Фрида смотрела в удаляющуюся от нее худенькую спину и думала, что эта самая Марина чего-то явно недоговаривает. Повздорили они, надо же! Впрочем, картина и без того достаточно ясная. Хорошо, что она с этой дочерью поговорила, все выяснила. А то – тридцать шесть лет, подумайте!

Марина осторожно закрыла за собой сверкающую в лучах еще низкого утреннего солнца стеклянную дверь и боязливо оглянулась: в просторном зале было пусто. То есть там, конечно, находились какие-то люди, но – посторонние. Марина разжала кулачки – на ладонях остались глубокие красные следы – и облегченно вздохнула. Ей казалось, что эта ужасная медсестра с непроницаемыми черными глазами сейчас бросится вслед, потому что видит ее, Марину, насквозь и точно знает: в том, что случилось с мамой, виновата она, Марина…

…Юра был хорош. Сказочно хорош. Марина искренне гордилась, что у мамы такой красивый муж. Высокий, сильный, подтянутый, он совсем не походил на отцов и отчимов ее подруг – с их залысинами, пивными животиками и тощими ногами; да еще эта мода на гавайские шорты! Кошмар.

Безумной любви хватило года на три. Потом у мамы появился новый поклонник – как обычно, очень солидный, значительно старше ее. Потом еще один, и еще. Нет, ничего «такого», не подумайте! Наташа никогда не доводила своих поклонников до постели, виртуозно удерживая их на приличном расстоянии. Просто она жить не могла без мужского внимания. Ей нужно было, чтобы кто-то ею восхищался, ухаживал, носил на руках. Букеты, приглашения на закрытые концерты… Мама просто развлекалась, а Юра впадал в бешенство.

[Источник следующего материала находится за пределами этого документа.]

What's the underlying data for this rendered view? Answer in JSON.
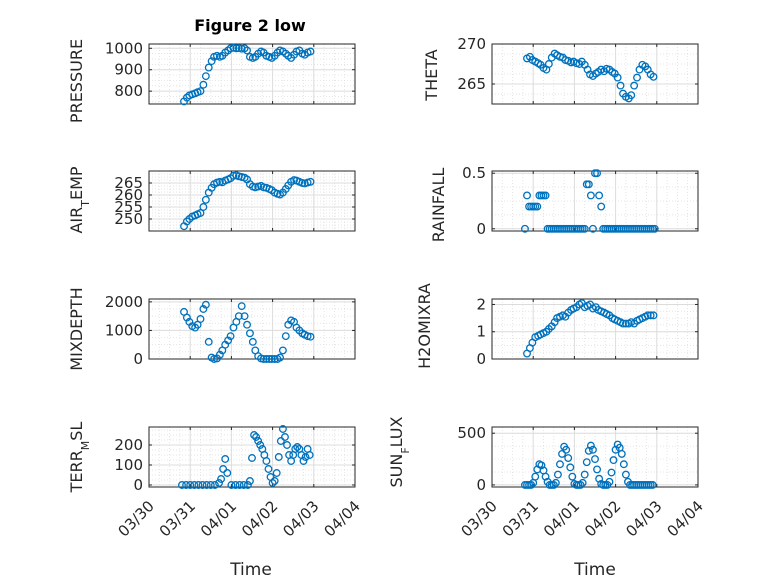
{
  "figure": {
    "title": "Figure 2 low",
    "marker_color": "#0072BD",
    "axis_color": "#262626",
    "grid_color": "#dcdcdc",
    "xlabel": "Time",
    "xticks": [
      "03/30",
      "03/31",
      "04/01",
      "04/02",
      "04/03",
      "04/04"
    ]
  },
  "chart_data": [
    {
      "type": "scatter",
      "title": "Figure 2 low",
      "ylabel": "PRESSURE",
      "xlim": [
        "03/30",
        "04/04"
      ],
      "ylim": [
        740,
        1020
      ],
      "yticks": [
        800,
        900,
        1000
      ],
      "grid": true,
      "x_days": [
        0.85,
        0.92,
        0.98,
        1.05,
        1.12,
        1.18,
        1.25,
        1.32,
        1.38,
        1.45,
        1.52,
        1.58,
        1.65,
        1.72,
        1.78,
        1.85,
        1.92,
        1.98,
        2.05,
        2.12,
        2.18,
        2.25,
        2.32,
        2.38,
        2.45,
        2.52,
        2.58,
        2.65,
        2.72,
        2.78,
        2.85,
        2.92,
        2.98,
        3.05,
        3.12,
        3.18,
        3.25,
        3.32,
        3.38,
        3.45,
        3.52,
        3.58,
        3.65,
        3.72,
        3.78,
        3.85,
        3.92
      ],
      "y": [
        752,
        770,
        780,
        785,
        790,
        795,
        800,
        830,
        870,
        910,
        940,
        960,
        965,
        960,
        965,
        980,
        990,
        1000,
        1002,
        1000,
        1001,
        998,
        1000,
        990,
        960,
        955,
        960,
        975,
        985,
        980,
        965,
        960,
        955,
        965,
        980,
        990,
        985,
        975,
        965,
        955,
        970,
        985,
        990,
        975,
        970,
        980,
        985
      ]
    },
    {
      "type": "scatter",
      "ylabel": "THETA",
      "xlim": [
        "03/30",
        "04/04"
      ],
      "ylim": [
        262.5,
        270
      ],
      "yticks": [
        265,
        270
      ],
      "grid": true,
      "x_days": [
        0.85,
        0.92,
        0.98,
        1.05,
        1.12,
        1.18,
        1.25,
        1.32,
        1.38,
        1.45,
        1.52,
        1.58,
        1.65,
        1.72,
        1.78,
        1.85,
        1.92,
        1.98,
        2.05,
        2.12,
        2.18,
        2.25,
        2.32,
        2.38,
        2.45,
        2.52,
        2.58,
        2.65,
        2.72,
        2.78,
        2.85,
        2.92,
        2.98,
        3.05,
        3.12,
        3.18,
        3.25,
        3.32,
        3.38,
        3.45,
        3.52,
        3.58,
        3.65,
        3.72,
        3.78,
        3.85,
        3.92
      ],
      "y": [
        268.2,
        268.4,
        268.0,
        267.8,
        267.6,
        267.4,
        267.0,
        266.8,
        267.5,
        268.3,
        268.8,
        268.6,
        268.4,
        268.3,
        268.0,
        267.9,
        267.7,
        267.8,
        267.6,
        267.5,
        267.8,
        267.4,
        266.8,
        266.2,
        266.0,
        266.3,
        266.5,
        266.8,
        266.6,
        266.9,
        266.8,
        266.5,
        266.3,
        265.8,
        264.8,
        263.8,
        263.4,
        263.2,
        263.6,
        264.8,
        265.8,
        266.8,
        267.4,
        267.2,
        266.8,
        266.2,
        265.9
      ]
    },
    {
      "type": "scatter",
      "ylabel": "AIR_TEMP",
      "xlim": [
        "03/30",
        "04/04"
      ],
      "ylim": [
        245,
        270
      ],
      "yticks": [
        250,
        255,
        260,
        265
      ],
      "grid": true,
      "x_days": [
        0.85,
        0.92,
        0.98,
        1.05,
        1.12,
        1.18,
        1.25,
        1.32,
        1.38,
        1.45,
        1.52,
        1.58,
        1.65,
        1.72,
        1.78,
        1.85,
        1.92,
        1.98,
        2.05,
        2.12,
        2.18,
        2.25,
        2.32,
        2.38,
        2.45,
        2.52,
        2.58,
        2.65,
        2.72,
        2.78,
        2.85,
        2.92,
        2.98,
        3.05,
        3.12,
        3.18,
        3.25,
        3.32,
        3.38,
        3.45,
        3.52,
        3.58,
        3.65,
        3.72,
        3.78,
        3.85,
        3.92
      ],
      "y": [
        247,
        249,
        250,
        251,
        251.5,
        252,
        252.5,
        255,
        258,
        261,
        263,
        264.5,
        265.2,
        265.5,
        265.3,
        266,
        266.5,
        267,
        268,
        268.2,
        267.8,
        267.5,
        267.2,
        266.5,
        264.5,
        263.5,
        263.2,
        263.5,
        263.8,
        263.2,
        263,
        262.5,
        262,
        261,
        260.5,
        260.2,
        261,
        262.5,
        264,
        265.5,
        266.2,
        266,
        265.5,
        265,
        264.8,
        265.2,
        265.5
      ]
    },
    {
      "type": "scatter",
      "ylabel": "RAINFALL",
      "xlim": [
        "03/30",
        "04/04"
      ],
      "ylim": [
        -0.02,
        0.52
      ],
      "yticks": [
        0,
        0.5
      ],
      "grid": true,
      "x_days": [
        0.8,
        0.85,
        0.9,
        0.95,
        1.0,
        1.05,
        1.1,
        1.15,
        1.2,
        1.25,
        1.3,
        1.35,
        1.4,
        1.45,
        1.5,
        1.55,
        1.6,
        1.65,
        1.7,
        1.75,
        1.8,
        1.85,
        1.9,
        1.95,
        2.0,
        2.05,
        2.1,
        2.15,
        2.2,
        2.25,
        2.3,
        2.35,
        2.4,
        2.45,
        2.5,
        2.55,
        2.6,
        2.65,
        2.7,
        2.75,
        2.8,
        2.85,
        2.9,
        2.95,
        3.0,
        3.05,
        3.1,
        3.15,
        3.2,
        3.25,
        3.3,
        3.35,
        3.4,
        3.45,
        3.5,
        3.55,
        3.6,
        3.65,
        3.7,
        3.75,
        3.8,
        3.85,
        3.9,
        3.95
      ],
      "y": [
        0,
        0.3,
        0.2,
        0.2,
        0.2,
        0.2,
        0.2,
        0.3,
        0.3,
        0.3,
        0.3,
        0,
        0,
        0,
        0,
        0,
        0,
        0,
        0,
        0,
        0,
        0,
        0,
        0,
        0,
        0,
        0,
        0,
        0,
        0,
        0.4,
        0.4,
        0.3,
        0,
        0.5,
        0.5,
        0.3,
        0.2,
        0,
        0,
        0,
        0,
        0,
        0,
        0,
        0,
        0,
        0,
        0,
        0,
        0,
        0,
        0,
        0,
        0,
        0,
        0,
        0,
        0,
        0,
        0,
        0,
        0,
        0
      ]
    },
    {
      "type": "scatter",
      "ylabel": "MIXDEPTH",
      "xlim": [
        "03/30",
        "04/04"
      ],
      "ylim": [
        0,
        2100
      ],
      "yticks": [
        0,
        1000,
        2000
      ],
      "grid": true,
      "x_days": [
        0.85,
        0.92,
        0.98,
        1.05,
        1.12,
        1.18,
        1.25,
        1.32,
        1.38,
        1.45,
        1.52,
        1.58,
        1.65,
        1.72,
        1.78,
        1.85,
        1.92,
        1.98,
        2.05,
        2.12,
        2.18,
        2.25,
        2.32,
        2.38,
        2.45,
        2.52,
        2.58,
        2.65,
        2.72,
        2.78,
        2.85,
        2.92,
        2.98,
        3.05,
        3.12,
        3.18,
        3.25,
        3.32,
        3.38,
        3.45,
        3.52,
        3.58,
        3.65,
        3.72,
        3.78,
        3.85,
        3.92
      ],
      "y": [
        1650,
        1450,
        1300,
        1150,
        1100,
        1200,
        1400,
        1750,
        1900,
        600,
        50,
        0,
        20,
        150,
        300,
        500,
        650,
        800,
        1100,
        1300,
        1500,
        1850,
        1500,
        1200,
        900,
        600,
        300,
        100,
        20,
        0,
        0,
        0,
        0,
        0,
        0,
        50,
        300,
        800,
        1200,
        1350,
        1300,
        1100,
        1000,
        900,
        850,
        800,
        780
      ]
    },
    {
      "type": "scatter",
      "ylabel": "H2OMIXRA",
      "xlim": [
        "03/30",
        "04/04"
      ],
      "ylim": [
        0,
        2.2
      ],
      "yticks": [
        0,
        1,
        2
      ],
      "grid": true,
      "x_days": [
        0.85,
        0.92,
        0.98,
        1.05,
        1.12,
        1.18,
        1.25,
        1.32,
        1.38,
        1.45,
        1.52,
        1.58,
        1.65,
        1.72,
        1.78,
        1.85,
        1.92,
        1.98,
        2.05,
        2.12,
        2.18,
        2.25,
        2.32,
        2.38,
        2.45,
        2.52,
        2.58,
        2.65,
        2.72,
        2.78,
        2.85,
        2.92,
        2.98,
        3.05,
        3.12,
        3.18,
        3.25,
        3.32,
        3.38,
        3.45,
        3.52,
        3.58,
        3.65,
        3.72,
        3.78,
        3.85,
        3.92
      ],
      "y": [
        0.2,
        0.4,
        0.6,
        0.8,
        0.85,
        0.9,
        0.95,
        1.0,
        1.1,
        1.2,
        1.35,
        1.5,
        1.55,
        1.6,
        1.55,
        1.7,
        1.8,
        1.85,
        1.9,
        2.0,
        2.05,
        1.9,
        1.95,
        2.0,
        1.85,
        1.9,
        1.8,
        1.75,
        1.7,
        1.65,
        1.6,
        1.5,
        1.45,
        1.4,
        1.35,
        1.3,
        1.3,
        1.3,
        1.35,
        1.3,
        1.4,
        1.45,
        1.5,
        1.55,
        1.6,
        1.6,
        1.6
      ]
    },
    {
      "type": "scatter",
      "ylabel": "TERR_MSL",
      "xlim": [
        "03/30",
        "04/04"
      ],
      "ylim": [
        -10,
        290
      ],
      "yticks": [
        0,
        100,
        200
      ],
      "grid": true,
      "x_days": [
        0.8,
        0.9,
        1.0,
        1.1,
        1.2,
        1.3,
        1.4,
        1.5,
        1.6,
        1.7,
        1.75,
        1.8,
        1.85,
        1.9,
        2.0,
        2.1,
        2.2,
        2.3,
        2.4,
        2.45,
        2.5,
        2.55,
        2.6,
        2.65,
        2.7,
        2.75,
        2.8,
        2.85,
        2.9,
        2.95,
        3.0,
        3.05,
        3.1,
        3.15,
        3.2,
        3.25,
        3.3,
        3.35,
        3.4,
        3.45,
        3.5,
        3.55,
        3.6,
        3.65,
        3.7,
        3.75,
        3.8,
        3.85,
        3.9
      ],
      "y": [
        0,
        0,
        0,
        0,
        0,
        0,
        0,
        0,
        0,
        10,
        30,
        80,
        130,
        60,
        0,
        0,
        0,
        0,
        0,
        20,
        135,
        250,
        240,
        220,
        200,
        180,
        150,
        120,
        80,
        40,
        10,
        20,
        60,
        140,
        220,
        280,
        240,
        200,
        150,
        120,
        150,
        180,
        190,
        180,
        150,
        120,
        140,
        180,
        150
      ]
    },
    {
      "type": "scatter",
      "ylabel": "SUN_FLUX",
      "xlim": [
        "03/30",
        "04/04"
      ],
      "ylim": [
        -20,
        560
      ],
      "yticks": [
        0,
        500
      ],
      "grid": true,
      "x_days": [
        0.8,
        0.85,
        0.9,
        0.95,
        1.0,
        1.05,
        1.1,
        1.15,
        1.2,
        1.25,
        1.3,
        1.35,
        1.4,
        1.45,
        1.5,
        1.55,
        1.6,
        1.65,
        1.7,
        1.75,
        1.8,
        1.85,
        1.9,
        1.95,
        2.0,
        2.05,
        2.1,
        2.15,
        2.2,
        2.25,
        2.3,
        2.35,
        2.4,
        2.45,
        2.5,
        2.55,
        2.6,
        2.65,
        2.7,
        2.75,
        2.8,
        2.85,
        2.9,
        2.95,
        3.0,
        3.05,
        3.1,
        3.15,
        3.2,
        3.25,
        3.3,
        3.35,
        3.4,
        3.45,
        3.5,
        3.55,
        3.6,
        3.65,
        3.7,
        3.75,
        3.8,
        3.85,
        3.9
      ],
      "y": [
        0,
        0,
        0,
        0,
        20,
        80,
        150,
        200,
        190,
        140,
        80,
        30,
        0,
        0,
        0,
        20,
        100,
        200,
        300,
        370,
        340,
        260,
        170,
        80,
        10,
        0,
        0,
        0,
        20,
        100,
        220,
        330,
        380,
        340,
        250,
        150,
        60,
        10,
        0,
        0,
        0,
        30,
        120,
        240,
        340,
        390,
        360,
        300,
        200,
        100,
        30,
        0,
        0,
        0,
        0,
        0,
        0,
        0,
        0,
        0,
        0,
        0,
        0
      ]
    }
  ]
}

Очередной скандал – мама опять отправлялась на какой-то концерт – разразился, когда Марина собиралась в гости к подруге. Вечеринка намечалась на даче, без взрослой опеки – а что, все совершеннолетние, почему не погулять?

Юра догнал ее возле такси, буркнул «я провожу», уселся рядом – не драться же с ним! – и угрюмо промолчал всю дорогу. Марине не очень хотелось тащить его на Людкину дачу, но отвязаться от нежеланного сопровождающего она так и не смогла.

Шампанское оказалось очень коварным напитком. Вроде слабенькое, а в голове сразу – приятный звон, и на все наплевать. К тому же от танцев все время хотелось пить, а соки и минералка очень быстро кончились… Как она оказалась в постели, Марина толком не помнила.

Проснувшись утром, девушка почувствовала, что рядом кто-то есть. И этот «кто-то» сильно прижимает ее к себе. С трудом отпихнув тяжелую мужскую руку, Марина вылезла из постели и с ужасом увидела, что ее «сосед» – Юра.

– Как ты мог? Мама… – она лихорадочно натягивала на себя разбросанную по углам одежду.

– Да ладно, – едва проснувшийся Юра был явно смущен. – Наташка сама…

– Что – сама? Да мама никогда!..

– Марин, ну прости, ну бес попутал. Злой я был очень. Я ж и подумать не мог, что ты еще девственница.

– С-скотина! – Марина отшвырнула его брюки, путавшиеся в ногах, и разрыдалась.

Матери она, конечно, ничего не сказала, постаравшись забыть о происшедшем.

Марина никогда не следила за своим «календарем», и когда она поняла, что беременна, что-то предпринимать было уже поздно, все сроки прошли. Наташа приняла известие о беременности дочери без восторга, но и без особого гнева: ну нагуляла, ну не говорит, кто отец ребенка, – ничего страшного, сами вырастим.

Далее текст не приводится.